The Venus de Milo is a marble statue of the goddess Aphrodite. She was bought, already without her arms, on the Greek island of Milos in 1820. She is exhibited in the Louvre Museum and attracts many visitors every year. The Venus de Milo originated in the cities of the Cyclades, Greece. There, we only dream of his return. The Venus de Milo was the totally fortuitous find of a Greek peasant in 1820. While working the soil in his garden on the small island of Milos, this man comes across two blocks of marble. So he unearths what turns out to be pieces that make up the statue. We find on one side the bust with the head and on the other the legs. The arms of the Venus de Milo are already missing. . The sculpture, which is more than two meters high and dates from the years 120-80 BC, then experienced an eventful fate.

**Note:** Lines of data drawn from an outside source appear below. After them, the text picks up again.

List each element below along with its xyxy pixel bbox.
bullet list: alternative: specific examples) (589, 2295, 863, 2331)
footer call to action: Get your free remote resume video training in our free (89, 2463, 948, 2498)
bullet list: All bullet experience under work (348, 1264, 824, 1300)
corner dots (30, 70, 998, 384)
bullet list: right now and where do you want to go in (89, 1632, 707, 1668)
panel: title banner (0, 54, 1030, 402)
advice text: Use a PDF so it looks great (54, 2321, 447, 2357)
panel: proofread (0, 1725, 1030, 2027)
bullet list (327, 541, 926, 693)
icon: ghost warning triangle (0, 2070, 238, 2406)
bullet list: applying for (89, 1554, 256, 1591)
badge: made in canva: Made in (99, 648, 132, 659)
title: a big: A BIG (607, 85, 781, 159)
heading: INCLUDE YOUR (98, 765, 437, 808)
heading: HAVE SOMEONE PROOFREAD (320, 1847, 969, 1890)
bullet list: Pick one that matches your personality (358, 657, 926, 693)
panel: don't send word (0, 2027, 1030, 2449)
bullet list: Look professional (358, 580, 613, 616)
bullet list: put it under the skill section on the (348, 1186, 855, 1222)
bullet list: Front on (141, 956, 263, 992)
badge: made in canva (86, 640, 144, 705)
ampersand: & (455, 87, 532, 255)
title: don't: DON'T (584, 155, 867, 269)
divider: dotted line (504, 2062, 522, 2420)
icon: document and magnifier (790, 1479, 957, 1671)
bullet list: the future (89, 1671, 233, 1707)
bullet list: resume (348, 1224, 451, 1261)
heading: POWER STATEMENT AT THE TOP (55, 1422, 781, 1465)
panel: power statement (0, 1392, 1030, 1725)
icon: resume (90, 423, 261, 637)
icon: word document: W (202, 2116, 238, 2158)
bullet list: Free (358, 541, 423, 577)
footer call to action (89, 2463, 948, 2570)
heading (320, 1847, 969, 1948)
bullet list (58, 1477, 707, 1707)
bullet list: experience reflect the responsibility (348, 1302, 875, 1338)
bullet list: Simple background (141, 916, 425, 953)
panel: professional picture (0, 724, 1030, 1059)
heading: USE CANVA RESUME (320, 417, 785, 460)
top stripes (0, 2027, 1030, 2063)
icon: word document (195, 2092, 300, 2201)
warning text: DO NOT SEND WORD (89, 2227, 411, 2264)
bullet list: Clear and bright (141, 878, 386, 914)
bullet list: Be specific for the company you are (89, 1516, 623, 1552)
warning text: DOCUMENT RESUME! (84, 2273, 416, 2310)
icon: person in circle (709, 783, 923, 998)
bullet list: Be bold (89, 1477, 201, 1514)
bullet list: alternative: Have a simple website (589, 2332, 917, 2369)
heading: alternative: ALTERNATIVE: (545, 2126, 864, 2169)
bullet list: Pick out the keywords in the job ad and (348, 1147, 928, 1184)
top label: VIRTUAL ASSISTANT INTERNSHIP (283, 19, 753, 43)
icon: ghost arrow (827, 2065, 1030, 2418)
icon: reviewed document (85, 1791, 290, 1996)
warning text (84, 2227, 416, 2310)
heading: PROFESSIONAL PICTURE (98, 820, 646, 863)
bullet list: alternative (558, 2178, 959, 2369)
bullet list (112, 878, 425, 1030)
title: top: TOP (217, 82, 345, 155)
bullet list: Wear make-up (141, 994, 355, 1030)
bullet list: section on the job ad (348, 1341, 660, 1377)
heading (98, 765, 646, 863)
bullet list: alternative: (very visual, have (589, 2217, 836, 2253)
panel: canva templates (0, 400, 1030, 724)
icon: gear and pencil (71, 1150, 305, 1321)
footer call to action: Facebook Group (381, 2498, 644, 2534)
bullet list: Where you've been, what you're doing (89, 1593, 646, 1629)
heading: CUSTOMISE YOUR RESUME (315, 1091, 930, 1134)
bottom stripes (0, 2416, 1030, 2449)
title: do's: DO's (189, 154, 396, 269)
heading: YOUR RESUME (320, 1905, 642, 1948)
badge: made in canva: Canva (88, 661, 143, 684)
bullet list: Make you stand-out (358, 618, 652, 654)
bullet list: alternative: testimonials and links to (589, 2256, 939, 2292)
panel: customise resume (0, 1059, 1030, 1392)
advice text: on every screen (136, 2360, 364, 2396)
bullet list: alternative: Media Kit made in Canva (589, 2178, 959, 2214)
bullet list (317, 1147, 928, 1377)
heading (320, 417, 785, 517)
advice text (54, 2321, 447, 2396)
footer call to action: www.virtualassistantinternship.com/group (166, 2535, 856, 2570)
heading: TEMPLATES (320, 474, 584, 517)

Offered to the king, Louis XVIII

At the time of discovery, a French Navy ship happened to be calling at Mélos. Among the crew is Olivier Voutier, a young cadet… But who, above all, is passionate about archaeology! Voutier arranges to notify the consular authorities; and this is how France becomes the purchaser of the statue. Our Venus is sent to Paris, offered to the king, Louis XVIII who, in turn, donates it to the Louvre The Venus de Milo then arrives very quickly at the Louvre. From the year 1821, it is a question of presenting it to the public. At the time, it was unthinkable to expose a broken monument. A sculptor is therefore asked to make replacement arms for the statue. Modern arms are then added to the Venus des Milo, for a time only. Determined to respect the original work, the museum ends up removing these prostheses and has since presented this masterpiece without arms. What we know about The Venus de Milo For starters, we don’t know who sculpted the Venus de Milo. We think he is a very talented artist because this creation is a masterpiece of finesse. In its construction, it refers to other statues, which leads us to believe that it is the work of a Greek artist.